Improve train CLI

2024-12-25 09:26:27 +03:00 · 2017-06-04 20:18:37 -05:00 · 2017-06-04 20:18:37 -05:00 · c52fde40f4
commit c52fde40f4
parent a053b1218e
1 changed files with 8 additions and 4 deletions
--- a/spacy/cli/train.py
+++ b/spacy/cli/train.py
@ -18,6 +18,7 @@ from ..gold import GoldCorpus, minibatch
 from ..util import prints
 from .. import util
 from .. import displacy
 from ..compat import json_dumps
@plac.annotations(
@ -44,7 +45,7 @@ def train(cmd, lang, output_dir, train_data, dev_data, n_iter=20, n_sents=0,
    train_path = util.ensure_path(train_data)
    dev_path = util.ensure_path(dev_data)
    if not output_path.exists():
-        prints(output_path, title="Output directory not found", exits=1)
+        output_path.mkdir()
    if not train_path.exists():
        prints(train_path, title="Training data not found", exits=1)
    if dev_path and not dev_path.exists():
@ -74,7 +75,7 @@ def train(cmd, lang, output_dir, train_data, dev_data, n_iter=20, n_sents=0,
    else:
        nlp = lang_class(pipeline=pipeline)
    corpus = GoldCorpus(train_path, dev_path, limit=n_sents)
-    n_train_docs = corpus.count_train()
+    n_train_words = corpus.count_train()
    optimizer = nlp.begin_training(lambda: corpus.train_tuples, device=use_gpu)

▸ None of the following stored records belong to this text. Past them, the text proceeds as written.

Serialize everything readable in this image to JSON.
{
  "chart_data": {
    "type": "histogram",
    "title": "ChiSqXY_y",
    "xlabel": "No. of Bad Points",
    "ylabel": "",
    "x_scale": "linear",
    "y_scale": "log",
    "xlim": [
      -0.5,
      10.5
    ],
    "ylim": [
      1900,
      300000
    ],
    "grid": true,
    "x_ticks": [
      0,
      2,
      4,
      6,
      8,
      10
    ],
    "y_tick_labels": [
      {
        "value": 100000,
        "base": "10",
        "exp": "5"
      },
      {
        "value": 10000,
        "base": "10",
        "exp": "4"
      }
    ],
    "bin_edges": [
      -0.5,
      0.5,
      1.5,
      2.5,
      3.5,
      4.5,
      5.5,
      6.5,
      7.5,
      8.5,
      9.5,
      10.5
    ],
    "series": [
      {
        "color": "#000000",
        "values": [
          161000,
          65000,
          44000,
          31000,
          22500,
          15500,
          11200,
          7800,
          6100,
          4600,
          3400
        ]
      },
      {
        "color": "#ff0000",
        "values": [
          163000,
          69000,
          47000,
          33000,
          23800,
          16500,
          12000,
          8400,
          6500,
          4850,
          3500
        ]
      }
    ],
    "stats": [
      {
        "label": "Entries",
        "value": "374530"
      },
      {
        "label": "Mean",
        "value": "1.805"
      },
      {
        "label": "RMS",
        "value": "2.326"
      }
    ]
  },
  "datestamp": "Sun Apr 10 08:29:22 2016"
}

@ -83,7 +84,7 @@ def train(cmd, lang, output_dir, train_data, dev_data, n_iter=20, n_sents=0,
        for i in range(n_iter):
            if resume:
                i += 20
-            with tqdm.tqdm(total=corpus.count_train(), leave=False) as pbar:
+            with tqdm.tqdm(total=n_train_words, leave=False) as pbar:
                train_docs = corpus.train_docs(nlp, projectivize=True,
                                               gold_preproc=False, max_length=0)
                losses = {}
@ -91,7 +92,7 @@ def train(cmd, lang, output_dir, train_data, dev_data, n_iter=20, n_sents=0,
                    docs, golds = zip(*batch)
                    nlp.update(docs, golds, sgd=optimizer,
                               drop=next(dropout_rates), losses=losses)
-                    pbar.update(len(docs))
+                    pbar.update(sum(len(doc) for doc in docs))
            with nlp.use_params(optimizer.averages):
                util.set_env_log(False)
@ -105,6 +106,9 @@ def train(cmd, lang, output_dir, train_data, dev_data, n_iter=20, n_sents=0,
                            corpus.dev_docs(
                                nlp_loaded,
                                gold_preproc=False))
                acc_loc =(output_path / ('model%d' % i) / 'accuracy.json')
                with acc_loc.open('w') as file_:
                    file_.write(json_dumps(scorer.scores))
                util.set_env_log(True)
            print_progress(i, losses, scorer.scores)
    finally: